While Maira and some people in the community prepare breakfast, we will see the CDC. There’s a tremendous wind blowing and the air is very dry. It’s 6 in the morning and many are already working in the field. Here, I just wish to include some photos that say as much as any word on the achievements of the Early Warning Early Action project in the very difficult context of La Guajira. Water, despite FAO’s support, remains the biggest problem in the area of upper La Guajira.
The nursery with forestry and horticultural varieties is established with a 1.1-m high germinator so that people do not have to duck. It is built with material from the area. The soil is a mixture of small ruminant manure, the quality of which allows for phased planting for continued production. With many of the seeds, they can reproduce what they call vegetative material, such as cabbage. Some of the Creole seeds, which are not of improved variety so there is no degeneration of the second plant, can be saved to form a small seed bank.

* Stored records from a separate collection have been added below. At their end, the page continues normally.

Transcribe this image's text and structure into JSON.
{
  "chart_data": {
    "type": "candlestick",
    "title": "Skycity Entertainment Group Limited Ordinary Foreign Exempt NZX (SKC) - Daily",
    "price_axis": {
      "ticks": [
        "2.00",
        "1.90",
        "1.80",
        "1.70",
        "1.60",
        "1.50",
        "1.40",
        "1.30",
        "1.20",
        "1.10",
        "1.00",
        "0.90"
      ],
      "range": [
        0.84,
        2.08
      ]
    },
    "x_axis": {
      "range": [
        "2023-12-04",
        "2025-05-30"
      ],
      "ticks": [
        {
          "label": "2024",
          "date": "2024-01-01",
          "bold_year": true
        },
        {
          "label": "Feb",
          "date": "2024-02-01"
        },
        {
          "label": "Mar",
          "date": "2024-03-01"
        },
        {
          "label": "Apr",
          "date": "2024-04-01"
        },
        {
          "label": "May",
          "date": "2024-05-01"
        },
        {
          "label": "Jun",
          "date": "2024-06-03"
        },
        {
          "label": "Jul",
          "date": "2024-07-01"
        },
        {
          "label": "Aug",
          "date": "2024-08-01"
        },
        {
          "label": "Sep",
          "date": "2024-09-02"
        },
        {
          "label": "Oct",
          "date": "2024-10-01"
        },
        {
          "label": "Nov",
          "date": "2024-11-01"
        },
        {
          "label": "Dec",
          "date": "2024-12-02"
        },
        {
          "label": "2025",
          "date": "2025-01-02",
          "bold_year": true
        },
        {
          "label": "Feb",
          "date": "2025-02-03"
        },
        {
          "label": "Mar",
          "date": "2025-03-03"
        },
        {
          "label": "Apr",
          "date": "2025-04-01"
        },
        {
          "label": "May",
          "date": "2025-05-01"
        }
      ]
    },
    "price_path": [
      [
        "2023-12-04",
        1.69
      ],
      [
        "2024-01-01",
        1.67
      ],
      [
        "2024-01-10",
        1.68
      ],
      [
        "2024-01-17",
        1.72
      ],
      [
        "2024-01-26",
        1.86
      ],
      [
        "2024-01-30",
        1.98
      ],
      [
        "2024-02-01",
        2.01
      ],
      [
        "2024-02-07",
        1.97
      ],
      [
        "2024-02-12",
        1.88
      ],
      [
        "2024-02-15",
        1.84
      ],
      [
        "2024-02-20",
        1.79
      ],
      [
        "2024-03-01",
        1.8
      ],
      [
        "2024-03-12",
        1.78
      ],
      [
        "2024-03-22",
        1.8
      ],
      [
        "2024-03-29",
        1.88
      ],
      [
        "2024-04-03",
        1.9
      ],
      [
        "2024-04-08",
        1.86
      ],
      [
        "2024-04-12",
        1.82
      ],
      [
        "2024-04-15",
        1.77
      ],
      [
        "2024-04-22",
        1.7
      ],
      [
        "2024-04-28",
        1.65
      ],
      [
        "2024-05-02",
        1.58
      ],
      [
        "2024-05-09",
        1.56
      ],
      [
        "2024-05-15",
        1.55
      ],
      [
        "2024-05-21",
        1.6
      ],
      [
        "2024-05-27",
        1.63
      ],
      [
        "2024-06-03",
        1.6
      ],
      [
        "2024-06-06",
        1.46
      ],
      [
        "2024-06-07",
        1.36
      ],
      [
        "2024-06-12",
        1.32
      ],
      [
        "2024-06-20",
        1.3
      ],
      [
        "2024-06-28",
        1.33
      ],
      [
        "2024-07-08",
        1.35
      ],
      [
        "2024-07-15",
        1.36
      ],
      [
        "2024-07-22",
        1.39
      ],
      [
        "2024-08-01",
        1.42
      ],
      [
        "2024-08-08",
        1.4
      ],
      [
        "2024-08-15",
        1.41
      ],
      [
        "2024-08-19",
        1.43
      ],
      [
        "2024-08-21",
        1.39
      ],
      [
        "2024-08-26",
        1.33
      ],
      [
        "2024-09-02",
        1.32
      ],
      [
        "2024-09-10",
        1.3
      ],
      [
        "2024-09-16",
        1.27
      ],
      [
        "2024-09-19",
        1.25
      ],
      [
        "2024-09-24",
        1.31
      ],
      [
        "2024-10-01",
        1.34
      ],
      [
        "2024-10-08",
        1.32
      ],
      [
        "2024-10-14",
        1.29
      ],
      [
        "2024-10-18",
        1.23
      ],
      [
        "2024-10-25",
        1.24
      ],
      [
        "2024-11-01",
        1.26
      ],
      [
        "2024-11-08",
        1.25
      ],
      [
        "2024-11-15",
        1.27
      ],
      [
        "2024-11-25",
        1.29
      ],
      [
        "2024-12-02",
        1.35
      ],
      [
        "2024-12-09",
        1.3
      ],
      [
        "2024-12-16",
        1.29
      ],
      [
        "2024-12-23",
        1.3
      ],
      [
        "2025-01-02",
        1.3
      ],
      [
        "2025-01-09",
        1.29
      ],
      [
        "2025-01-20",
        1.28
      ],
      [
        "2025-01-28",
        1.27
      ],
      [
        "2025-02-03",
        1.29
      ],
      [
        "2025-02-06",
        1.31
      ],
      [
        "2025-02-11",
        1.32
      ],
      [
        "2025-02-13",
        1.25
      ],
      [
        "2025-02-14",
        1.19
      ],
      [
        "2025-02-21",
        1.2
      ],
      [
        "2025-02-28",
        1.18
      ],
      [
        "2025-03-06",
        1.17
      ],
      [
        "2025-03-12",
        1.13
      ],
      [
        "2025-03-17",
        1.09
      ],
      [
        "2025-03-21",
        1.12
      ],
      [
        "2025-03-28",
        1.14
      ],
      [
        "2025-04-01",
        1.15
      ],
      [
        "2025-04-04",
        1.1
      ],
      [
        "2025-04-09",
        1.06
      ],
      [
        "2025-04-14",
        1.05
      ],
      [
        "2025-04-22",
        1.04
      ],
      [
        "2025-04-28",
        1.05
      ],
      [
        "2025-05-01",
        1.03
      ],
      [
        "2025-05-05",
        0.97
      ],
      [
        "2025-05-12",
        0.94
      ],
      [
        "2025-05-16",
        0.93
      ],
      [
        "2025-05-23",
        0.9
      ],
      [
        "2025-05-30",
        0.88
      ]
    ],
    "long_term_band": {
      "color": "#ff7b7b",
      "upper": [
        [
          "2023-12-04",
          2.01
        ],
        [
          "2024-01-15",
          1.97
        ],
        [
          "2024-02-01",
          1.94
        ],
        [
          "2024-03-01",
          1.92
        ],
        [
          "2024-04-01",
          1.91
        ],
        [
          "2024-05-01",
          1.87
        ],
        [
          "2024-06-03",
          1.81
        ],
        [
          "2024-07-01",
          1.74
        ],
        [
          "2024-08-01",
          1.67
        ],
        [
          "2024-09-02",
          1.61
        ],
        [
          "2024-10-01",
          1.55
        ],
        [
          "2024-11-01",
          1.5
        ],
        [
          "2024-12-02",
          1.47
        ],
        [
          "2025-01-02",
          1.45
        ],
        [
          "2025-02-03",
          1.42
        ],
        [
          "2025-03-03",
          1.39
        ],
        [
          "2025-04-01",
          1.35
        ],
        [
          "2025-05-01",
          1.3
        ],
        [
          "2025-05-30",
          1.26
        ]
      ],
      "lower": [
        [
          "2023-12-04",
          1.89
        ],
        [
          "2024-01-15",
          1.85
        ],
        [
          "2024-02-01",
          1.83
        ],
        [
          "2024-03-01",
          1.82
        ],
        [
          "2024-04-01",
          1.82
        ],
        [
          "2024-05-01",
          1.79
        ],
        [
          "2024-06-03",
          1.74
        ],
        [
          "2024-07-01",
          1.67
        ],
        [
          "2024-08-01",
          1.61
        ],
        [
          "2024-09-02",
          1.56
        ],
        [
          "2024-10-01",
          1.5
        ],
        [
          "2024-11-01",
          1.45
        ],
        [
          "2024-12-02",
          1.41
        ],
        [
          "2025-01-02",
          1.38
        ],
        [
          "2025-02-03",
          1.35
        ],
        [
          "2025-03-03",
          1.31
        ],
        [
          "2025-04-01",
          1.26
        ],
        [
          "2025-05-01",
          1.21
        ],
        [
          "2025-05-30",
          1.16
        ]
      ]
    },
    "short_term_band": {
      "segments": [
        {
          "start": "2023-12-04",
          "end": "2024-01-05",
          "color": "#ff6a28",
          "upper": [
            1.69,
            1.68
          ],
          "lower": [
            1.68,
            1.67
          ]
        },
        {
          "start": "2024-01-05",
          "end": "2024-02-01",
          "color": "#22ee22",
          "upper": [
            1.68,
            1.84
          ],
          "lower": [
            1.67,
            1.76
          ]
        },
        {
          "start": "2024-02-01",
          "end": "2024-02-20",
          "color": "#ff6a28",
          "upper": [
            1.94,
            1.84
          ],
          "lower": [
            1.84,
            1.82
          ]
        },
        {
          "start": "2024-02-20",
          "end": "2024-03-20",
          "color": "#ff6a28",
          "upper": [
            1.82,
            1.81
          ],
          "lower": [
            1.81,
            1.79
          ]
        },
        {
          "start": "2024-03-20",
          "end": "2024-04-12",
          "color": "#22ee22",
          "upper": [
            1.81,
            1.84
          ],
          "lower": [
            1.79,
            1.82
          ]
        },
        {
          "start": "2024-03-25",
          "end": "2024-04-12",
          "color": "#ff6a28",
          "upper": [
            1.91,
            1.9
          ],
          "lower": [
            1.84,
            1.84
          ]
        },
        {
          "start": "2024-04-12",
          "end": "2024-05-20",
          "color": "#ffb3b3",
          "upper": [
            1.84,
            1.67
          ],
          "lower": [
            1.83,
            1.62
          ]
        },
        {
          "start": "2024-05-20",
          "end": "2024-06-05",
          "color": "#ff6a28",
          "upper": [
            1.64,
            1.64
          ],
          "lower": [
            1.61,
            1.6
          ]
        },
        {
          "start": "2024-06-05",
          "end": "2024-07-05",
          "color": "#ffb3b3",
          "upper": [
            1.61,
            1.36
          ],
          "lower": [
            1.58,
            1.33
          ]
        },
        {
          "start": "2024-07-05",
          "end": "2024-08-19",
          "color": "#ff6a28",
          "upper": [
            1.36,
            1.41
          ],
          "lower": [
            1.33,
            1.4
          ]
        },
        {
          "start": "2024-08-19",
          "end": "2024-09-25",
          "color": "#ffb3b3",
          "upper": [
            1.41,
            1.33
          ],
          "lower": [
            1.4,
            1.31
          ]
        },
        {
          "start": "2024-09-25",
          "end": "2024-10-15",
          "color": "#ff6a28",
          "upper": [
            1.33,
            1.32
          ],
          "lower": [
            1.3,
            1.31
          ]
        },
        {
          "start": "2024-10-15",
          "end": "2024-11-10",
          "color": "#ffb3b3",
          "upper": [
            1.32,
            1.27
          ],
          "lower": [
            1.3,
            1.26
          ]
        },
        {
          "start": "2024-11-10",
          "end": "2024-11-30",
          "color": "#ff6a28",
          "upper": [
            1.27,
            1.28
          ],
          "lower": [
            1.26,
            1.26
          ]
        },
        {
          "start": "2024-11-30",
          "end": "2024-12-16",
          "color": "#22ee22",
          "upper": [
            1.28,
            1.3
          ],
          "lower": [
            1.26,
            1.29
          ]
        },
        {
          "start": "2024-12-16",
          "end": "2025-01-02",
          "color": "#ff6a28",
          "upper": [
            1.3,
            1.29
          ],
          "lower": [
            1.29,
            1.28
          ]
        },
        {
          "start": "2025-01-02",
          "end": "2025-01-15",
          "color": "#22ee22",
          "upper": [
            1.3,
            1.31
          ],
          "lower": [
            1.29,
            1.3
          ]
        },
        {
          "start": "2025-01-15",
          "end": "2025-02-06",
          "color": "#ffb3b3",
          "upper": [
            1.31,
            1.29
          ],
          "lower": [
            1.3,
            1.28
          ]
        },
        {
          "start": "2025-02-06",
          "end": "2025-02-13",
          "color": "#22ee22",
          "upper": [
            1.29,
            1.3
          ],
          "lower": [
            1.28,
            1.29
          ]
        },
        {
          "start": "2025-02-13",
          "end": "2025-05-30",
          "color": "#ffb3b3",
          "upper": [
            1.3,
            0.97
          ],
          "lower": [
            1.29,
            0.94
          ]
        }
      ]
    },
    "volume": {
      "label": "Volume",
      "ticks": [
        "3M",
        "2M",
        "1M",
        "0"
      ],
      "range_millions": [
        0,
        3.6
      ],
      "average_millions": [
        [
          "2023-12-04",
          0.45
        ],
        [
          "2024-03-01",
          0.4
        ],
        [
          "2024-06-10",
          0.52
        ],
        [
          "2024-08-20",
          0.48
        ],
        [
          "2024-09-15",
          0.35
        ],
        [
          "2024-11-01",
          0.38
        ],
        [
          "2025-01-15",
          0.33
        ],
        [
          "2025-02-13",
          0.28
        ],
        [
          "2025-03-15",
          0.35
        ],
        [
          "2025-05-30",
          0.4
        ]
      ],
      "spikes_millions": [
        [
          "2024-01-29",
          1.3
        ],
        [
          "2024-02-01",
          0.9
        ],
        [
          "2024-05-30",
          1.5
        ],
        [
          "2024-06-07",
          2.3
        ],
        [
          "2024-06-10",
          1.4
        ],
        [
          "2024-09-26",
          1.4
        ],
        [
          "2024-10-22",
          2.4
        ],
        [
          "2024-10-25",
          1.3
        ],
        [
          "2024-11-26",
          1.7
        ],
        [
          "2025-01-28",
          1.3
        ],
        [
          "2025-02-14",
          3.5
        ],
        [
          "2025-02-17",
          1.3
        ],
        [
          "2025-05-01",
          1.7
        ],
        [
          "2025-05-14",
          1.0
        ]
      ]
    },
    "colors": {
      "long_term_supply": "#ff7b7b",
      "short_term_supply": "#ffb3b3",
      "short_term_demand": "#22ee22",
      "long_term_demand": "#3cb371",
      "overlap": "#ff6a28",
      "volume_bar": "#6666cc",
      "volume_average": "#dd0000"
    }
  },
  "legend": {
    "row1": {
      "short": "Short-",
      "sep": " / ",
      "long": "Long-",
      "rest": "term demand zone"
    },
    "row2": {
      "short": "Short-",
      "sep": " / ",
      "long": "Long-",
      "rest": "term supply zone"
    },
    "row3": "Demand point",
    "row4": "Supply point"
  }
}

At first, they did not believe in the results and did not want to make holes because they did not understand the usefulness. But with the trainings they understood all the advantages of the nursery system, transplanting the germinated seeds in the CDC field, the importance of the drip irrigation system, etc. Tomás, while checking on the production, explains that the beneficiaries in the community have improved, with their own knowledge, many of the techniques they learned, such as for example the varieties that have sown to protect against the wind. They also recycle rubber from car tires to create ropes that serve as tutors or fencing.
It is 7.30 in the morning, the heat begins to be very strong, we finish our tour of the CDC to go to breakfast and try all the delicious things prepared by Maira and the community. Eggplants, tomatoes and cabbage are from CDC production thanks to the work of the community with the support of FAO. I want to end these last days in the Guayabal community with the words of Fidelia Pana. Fidelia is a 61-year-old woman and teacher. She has always lived here in Guayabal and will continue to stay, especially after FAO’s arrival. She has an incredible calm strength.
“One of my daughters has returned, she had moved to Venezuela a few years ago, but with the crisis she returned to the community with her two children. She walked along the border, at first it was difficult because she had nothing, but of course my whole family provided support. And now she’s working with us at the CDC.” She tells me that thanks to FAO, she learned how to sow, to transplant and how to produce organic fertilizer from small ruminant manure. There is no rain here. Complete drought. The drip irrigation system helped to improve a lot. But water is still a major problem.
They have already harvested cabbage, eggplant, chili pepper, in just two months. Fidelia is very happy with the community’s work that has contributed to fostering social cohesion between returnees and the community. They are now able to provide basic veterinary care to animals, thanks to everything they learned from the FAO veterinarian. Also, the feed they were given has helped to improve animals’ body conditions. “We thank FAO, but I’d like FAO to stay with the community because there are still many things to do.” It is us, the visitors, who have to thank them for everything we’ve learned, for their value, for their solidarity and for the humanity.